You usually do not get to read those blogs. But today I was reminded about such an incident. I was the target of someone else’s teaching. As I started writing to gripe about it, I was convicted that I was targeting them. So, learning experience. Yes, and I am rolling my eyes with you.
If you disagree with someone over something they said, you should go to them and talk with them about it. Instead of showing your superiority and targeting them in speech in public. Not scripturally sound. I am pointing at myself here. I have been accused of airing my grievances in my writing. Most of the time I can honestly say that is not true. But what I can say is that I use my experiences in my writing.
But how do you confront when confrontation is so not in your wheelhouse? Honestly, I struggle with it. So, when I am a target in a public environment, I sit there. I do not jump up and raise the roof. I do not wait until after class to discuss what was said. I internalize it. Then it continues to come up at weird times. Now for the key, forgive. I need to forgive them for their words. Their words were designed to correct me. Whether I agree with them or not. Did I need correcting? In their eyes yes.
Theology is a funny touchy subject. What we learn at the feet of teachers growing up in church is flawed. It is based on their interpretation a lot of the time. Pulling information from scripture might start out scripturally sound, but it can go sideways when we add something to it. Change one word and it can change the whole meaning.
I may not get theology right at times, but scripture I can verify. There is a fine line between you being right and someone else being wrong when it comes to teaching. If you are trying to teach others like Christ, you need to humble yourself in your knowledge. Bulldozers move a lot of dirt but usually roll over people in the process. In writing I could point out all the reasons I am right, scripturally sound, and superior to you; however, what would that accomplish? You would never read another word I wrote.

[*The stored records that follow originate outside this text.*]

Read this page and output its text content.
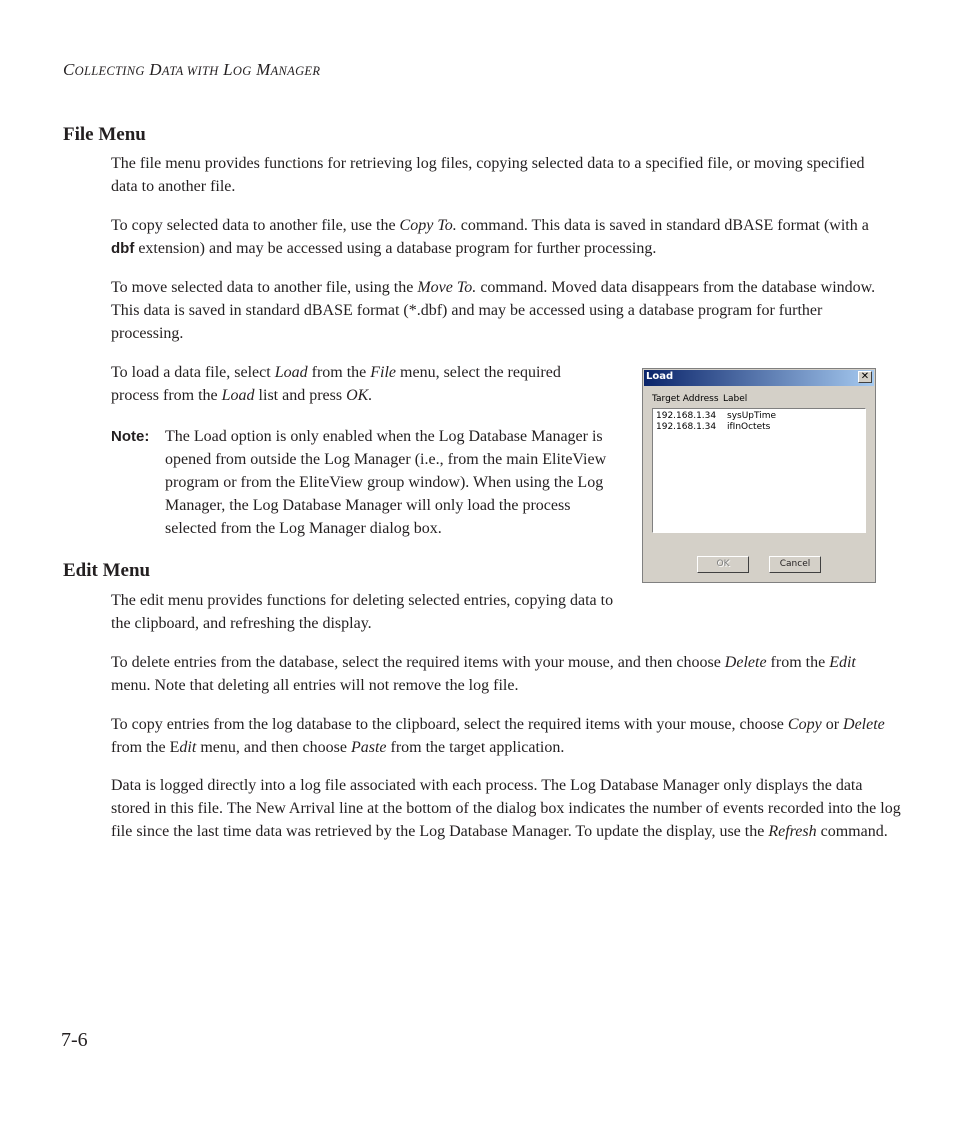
COLLECTING DATA WITH LOG MANAGER
File Menu

The file menu provides functions for retrieving log files, copying selected data to a specified file, or moving specified data to another file.

To copy selected data to another file, use the Copy To. command. This data is saved in standard dBASE format (with a dbf extension) and may be accessed using a database program for further processing.

To move selected data to another file, using the Move To. command. Moved data disappears from the database window. This data is saved in standard dBASE format (*.dbf) and may be accessed using a database program for further processing.

To load a data file, select Load from the File menu, select the required process from the Load list and press OK.

Note: The Load option is only enabled when the Log Database Manager is opened from outside the Log Manager (i.e., from the main EliteView program or from the EliteView group window). When using the Log Manager, the Log Database Manager will only load the process selected from the Log Manager dialog box.
Edit Menu

The edit menu provides functions for deleting selected entries, copying data to the clipboard, and refreshing the display.

To delete entries from the database, select the required items with your mouse, and then choose Delete from the Edit menu. Note that deleting all entries will not remove the log file.

To copy entries from the log database to the clipboard, select the required items with your mouse, choose Copy or Delete from the Edit menu, and then choose Paste from the target application.

Data is logged directly into a log file associated with each process. The Log Database Manager only displays the data stored in this file. The New Arrival line at the bottom of the dialog box indicates the number of events recorded into the log file since the last time data was retrieved by the Log Database Manager. To update the display, use the Refresh command.

Load	✕
Target Address Label
192.168.1.34 sysUpTime
192.168.1.34 ifInOctets
OK	Cancel
7-6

Grace offered is less likely to offend. A gentle word spoken has more effect on someone than a quick harsh word. Proverbs 15:4 “A soothing tongue is a tree of life, but perversion in it crushes the spirit.” I have spoken harshly and quickly at times. Those are the moments I realize I still have a lot of growing to do spiritually. With daily scripture reading and accountability, I will mature in my spiritual walk. I hope to offer grace to someone else when I feel offended. Then I hope I can forgive them for the offense. Forgiveness sometimes is more important that confronting. Grace offered is hopefully returned.